Cultural imperialism is when a more powerful society attempts to assert its culture on others. Not all cultural exchange is cultural imperialism, of course. Culture is learned and shared patterns of behavior. Every time humans interact with each other, culture is exchanged. But when the dominant society is using its power to effect the change, then it is imperialism. Obviously Europe and “western society” is responsible for a lot of cultural imperialism.
One example is the dominance of the western view of the Swastika. I have written about this topic before. The last time I focused on the idea of re-appropriating the swastika. The Swastika has been around since the neolithic period. The Romans also used it.

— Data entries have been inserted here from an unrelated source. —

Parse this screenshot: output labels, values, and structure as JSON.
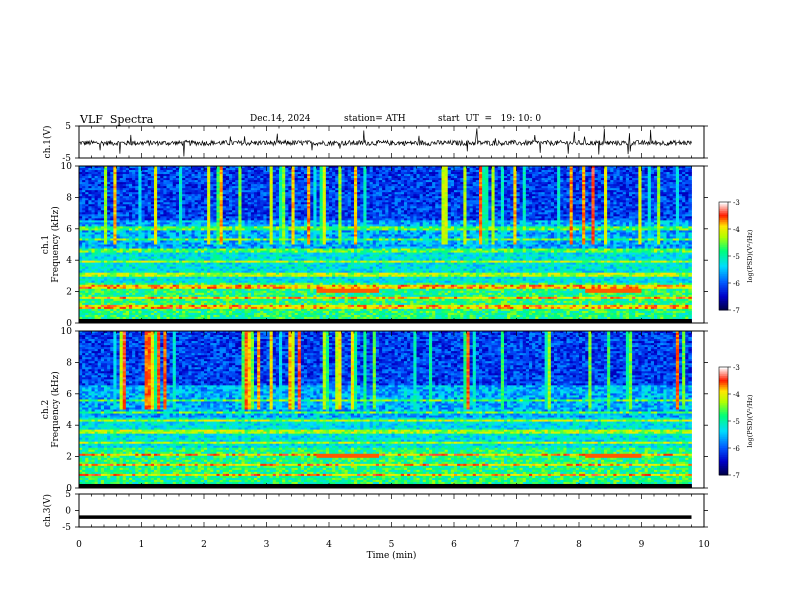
{
  "header": {
    "title": "VLF  Spectra",
    "date": "Dec.14, 2024",
    "station": "station= ATH",
    "start": "start  UT  =   19: 10: 0"
  },
  "chart_data": [
    {
      "type": "line",
      "panel": "ch1-waveform",
      "ylabel": "ch.1(V)",
      "ylim": [
        -5,
        5
      ],
      "yticks": [
        "5",
        "-5"
      ],
      "xlim": [
        0,
        10
      ],
      "series": [
        {
          "values_description": "noisy waveform around -0.3 V"
        }
      ]
    },
    {
      "type": "heatmap",
      "panel": "ch1-spectrogram",
      "ylabel_channel": "ch.1",
      "ylabel": "Frequency  (kHz)",
      "ylim": [
        0,
        10
      ],
      "yticks": [
        "0",
        "2",
        "4",
        "6",
        "8",
        "10"
      ],
      "xlim": [
        0,
        9.8
      ],
      "colorbar": {
        "label": "log(PSD)(V²/Hz)",
        "range": [
          -7,
          -3
        ],
        "ticks": [
          "-3",
          "-4",
          "-5",
          "-6",
          "-7"
        ]
      }
    },
    {
      "type": "heatmap",
      "panel": "ch2-spectrogram",
      "ylabel_channel": "ch.2",
      "ylabel": "Frequency  (kHz)",
      "ylim": [
        0,
        10
      ],
      "yticks": [
        "0",
        "2",
        "4",
        "6",
        "8",
        "10"
      ],
      "xlim": [
        0,
        9.8
      ],
      "colorbar": {
        "label": "log(PSD)(V²/Hz)",
        "range": [
          -7,
          -3
        ],
        "ticks": [
          "-3",
          "-4",
          "-5",
          "-6",
          "-7"
        ]
      }
    },
    {
      "type": "line",
      "panel": "ch3-waveform",
      "ylabel": "ch.3(V)",
      "ylim": [
        -5,
        5
      ],
      "yticks": [
        "5",
        "0",
        "-5"
      ],
      "xlim": [
        0,
        10
      ],
      "series": [
        {
          "values_description": "flat thick line at about -2 V"
        }
      ]
    }
  ],
  "xaxis": {
    "label": "Time  (min)",
    "range": [
      0,
      10
    ],
    "ticks": [
      "0",
      "1",
      "2",
      "3",
      "4",
      "5",
      "6",
      "7",
      "8",
      "9",
      "10"
    ]
  },
  "colors": {
    "colormap": [
      "#000066",
      "#0000ff",
      "#00c8ff",
      "#00ff66",
      "#ffff00",
      "#ff0000",
      "#ffffff"
    ]
  }
}
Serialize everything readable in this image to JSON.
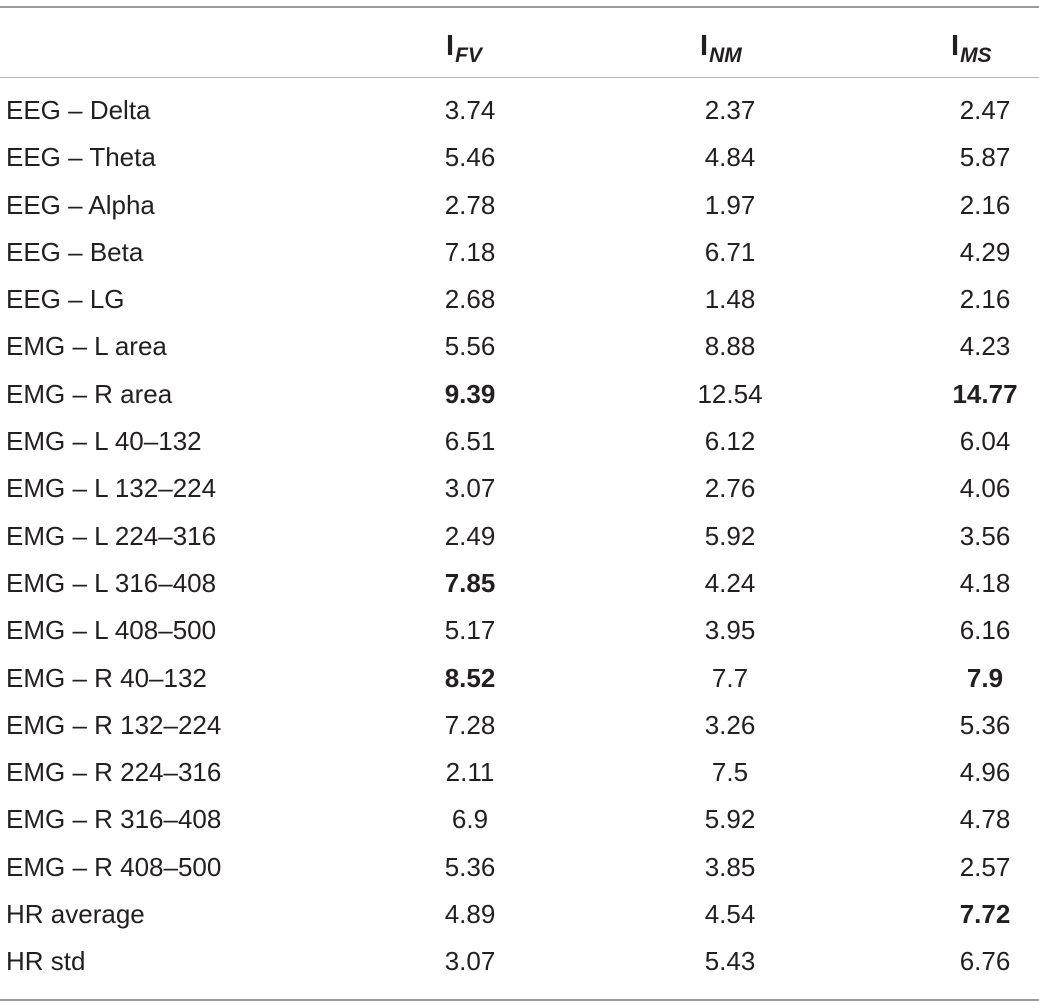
{
  "header": {
    "col_fv": {
      "main": "I",
      "sub": "FV"
    },
    "col_nm": {
      "main": "I",
      "sub": "NM"
    },
    "col_ms": {
      "main": "I",
      "sub": "MS"
    }
  },
  "rows": [
    {
      "label": "EEG – Delta",
      "fv": "3.74",
      "nm": "2.37",
      "ms": "2.47",
      "bold": []
    },
    {
      "label": "EEG – Theta",
      "fv": "5.46",
      "nm": "4.84",
      "ms": "5.87",
      "bold": []
    },
    {
      "label": "EEG – Alpha",
      "fv": "2.78",
      "nm": "1.97",
      "ms": "2.16",
      "bold": []
    },
    {
      "label": "EEG – Beta",
      "fv": "7.18",
      "nm": "6.71",
      "ms": "4.29",
      "bold": []
    },
    {
      "label": "EEG – LG",
      "fv": "2.68",
      "nm": "1.48",
      "ms": "2.16",
      "bold": []
    },
    {
      "label": "EMG – L area",
      "fv": "5.56",
      "nm": "8.88",
      "ms": "4.23",
      "bold": []
    },
    {
      "label": "EMG – R area",
      "fv": "9.39",
      "nm": "12.54",
      "ms": "14.77",
      "bold": [
        "fv",
        "ms"
      ]
    },
    {
      "label": "EMG – L 40–132",
      "fv": "6.51",
      "nm": "6.12",
      "ms": "6.04",
      "bold": []
    },
    {
      "label": "EMG – L 132–224",
      "fv": "3.07",
      "nm": "2.76",
      "ms": "4.06",
      "bold": []
    },
    {
      "label": "EMG – L 224–316",
      "fv": "2.49",
      "nm": "5.92",
      "ms": "3.56",
      "bold": []
    },
    {
      "label": "EMG – L 316–408",
      "fv": "7.85",
      "nm": "4.24",
      "ms": "4.18",
      "bold": [
        "fv"
      ]
    },
    {
      "label": "EMG – L 408–500",
      "fv": "5.17",
      "nm": "3.95",
      "ms": "6.16",
      "bold": []
    },
    {
      "label": "EMG – R 40–132",
      "fv": "8.52",
      "nm": "7.7",
      "ms": "7.9",
      "bold": [
        "fv",
        "ms"
      ]
    },
    {
      "label": "EMG – R 132–224",
      "fv": "7.28",
      "nm": "3.26",
      "ms": "5.36",
      "bold": []
    },
    {
      "label": "EMG – R 224–316",
      "fv": "2.11",
      "nm": "7.5",
      "ms": "4.96",
      "bold": []
    },
    {
      "label": "EMG – R 316–408",
      "fv": "6.9",
      "nm": "5.92",
      "ms": "4.78",
      "bold": []
    },
    {
      "label": "EMG – R 408–500",
      "fv": "5.36",
      "nm": "3.85",
      "ms": "2.57",
      "bold": []
    },
    {
      "label": "HR average",
      "fv": "4.89",
      "nm": "4.54",
      "ms": "7.72",
      "bold": [
        "ms"
      ]
    },
    {
      "label": "HR std",
      "fv": "3.07",
      "nm": "5.43",
      "ms": "6.76",
      "bold": []
    }
  ]
}
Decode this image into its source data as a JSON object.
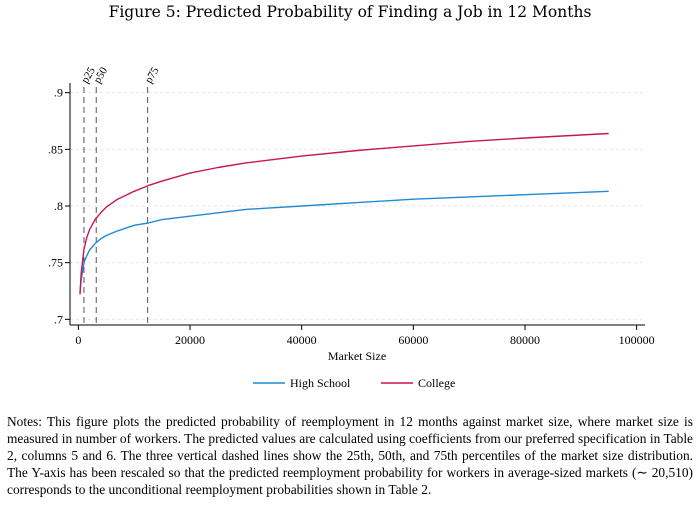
{
  "figure": {
    "title": "Figure 5: Predicted Probability of Finding a Job in 12 Months"
  },
  "chart_data": {
    "type": "line",
    "title": "Figure 5: Predicted Probability of Finding a Job in 12 Months",
    "xlabel": "Market Size",
    "ylabel": "",
    "xlim": [
      -1500,
      101500
    ],
    "ylim": [
      0.695,
      0.905
    ],
    "x_ticks": [
      0,
      20000,
      40000,
      60000,
      80000,
      100000
    ],
    "y_ticks": [
      0.7,
      0.75,
      0.8,
      0.85,
      0.9
    ],
    "y_tick_labels": [
      ".7",
      ".75",
      ".8",
      ".85",
      ".9"
    ],
    "grid": "horizontal dashed",
    "legend_position": "bottom",
    "colors": {
      "high_school": "#1f8ad6",
      "college": "#c8154f",
      "percentile_line": "#555555"
    },
    "x": [
      300,
      500,
      1000,
      1500,
      2000,
      3000,
      4000,
      5000,
      7000,
      10000,
      12500,
      15000,
      20000,
      25000,
      30000,
      40000,
      50000,
      60000,
      70000,
      80000,
      95000
    ],
    "series": [
      {
        "name": "High School",
        "values": [
          0.724,
          0.735,
          0.75,
          0.756,
          0.761,
          0.767,
          0.771,
          0.774,
          0.778,
          0.783,
          0.785,
          0.788,
          0.791,
          0.794,
          0.797,
          0.8,
          0.803,
          0.806,
          0.808,
          0.81,
          0.813
        ]
      },
      {
        "name": "College",
        "values": [
          0.722,
          0.741,
          0.762,
          0.772,
          0.779,
          0.788,
          0.794,
          0.799,
          0.806,
          0.813,
          0.818,
          0.822,
          0.829,
          0.834,
          0.838,
          0.844,
          0.849,
          0.853,
          0.857,
          0.86,
          0.864
        ]
      }
    ],
    "percentile_lines": [
      {
        "label": "p25",
        "x": 1000
      },
      {
        "label": "p50",
        "x": 3200
      },
      {
        "label": "p75",
        "x": 12400
      }
    ]
  },
  "notes": "Notes: This figure plots the predicted probability of reemployment in 12 months against market size, where market size is measured in number of workers. The predicted values are calculated using coefficients from our preferred specification in Table 2, columns 5 and 6. The three vertical dashed lines show the 25th, 50th, and 75th percentiles of the market size distribution. The Y-axis has been rescaled so that the predicted reemployment probability for workers in average-sized markets (∼ 20,510) corresponds to the unconditional reemployment probabilities shown in Table 2."
}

And it continues to be used by cultures around the world, including Buddhists in the far east and Native American tribes in the west. It often represents nature or peace, and usually very sacred, although in Japan it has come into mainstream use as slang.
In a Twitter post, one of the people who I follow, and who used to follow me, claimed that “Nazi symbolism is synonymous with some of the most horrible crimes committed in history.” Here is the full tweet.
— Melody (@ScientistMel) November 25, 2018
Of course, that then includes the Swastika. But why should the bastardization of the symbol be pressed upon the rest of the world? Sure, a European imperialist power decided to treat the Swastika as a symbol of their hatred. Why should the rest of the world have to feel uncomfortable, or even threatened, for using these symbols?
Another person within the thread warned me not to be surprised when I get attacked, if I decided to wear such a symbol. Actually, I have a Buddhist Swastika on it. I don’t wear it for fear of being physically attacked. But should someone feel threatened, simply because they are wearing? Is it the fault of the person wearing something, if that garment instigates an assault? Isn’t that precisely the argument used by Republicans use to excuse rape?
Do I have any stock in all of this debate about the use of the Swastika? Well, I have Jewish heritage. I do practice yoga, and even went through a yoga teacher training certification. While I don’t believe the religious aspects, I have taken a lot from the life lessons of various religions, such as Buddhism. And while I am not Native American I think it’s absurd that someone from a tribe might be in danger of assault, for wearing a sacred symbol. But of course it’s reasonable that Native Americans, living in the west, should abide by European views. After all, if they didn’t want to live under European culture, they shouldn’t have decided to get invaded by Europeans.
I am not even close to the only one talking about this issue. There are debates going on right now, with people in Japan very upset that their maps are being rewritten, rather than people being educated: Educate the people and keep the ‘manji’ (卍) on Japan’s maps. This situation is evidence enough that people aren’t currently smart enough or educated enough to know the difference, so that damages the argument that people who are using the symbol for religious or sacred purposes will be safe. Indeed, last year a group of protesters demanded that the merchandise with the whirling log on it be removed from a Salt Lake City flea market.
Okay. So am I just being a snowflake here? I don’t think so. Why? It’s not just that there’s a risk of getting offended by people viewing the Swastika as synonymous with crimes against humanity. It’s that there is a real physical danger of using that symbol in public. Sure, we can all say f*** it, when it comes to safe spaces. If you want a place where you don’t have to come across disturbing ideas, lock yourself in your closet. But we should be physically safe, when expressing any idea, including when we display a symbol, which is sacred, and which happened to be bastardized by one European power.
Ironically, the same people who seem to be demanding that we all accept the Nazi meaning of the Swastika are also the ones who yell about cultural appropriation. Well, isn’t the control of this symbol, by European/western society, a form of cultural appropriation? It seems rather ironic, doesn’t it?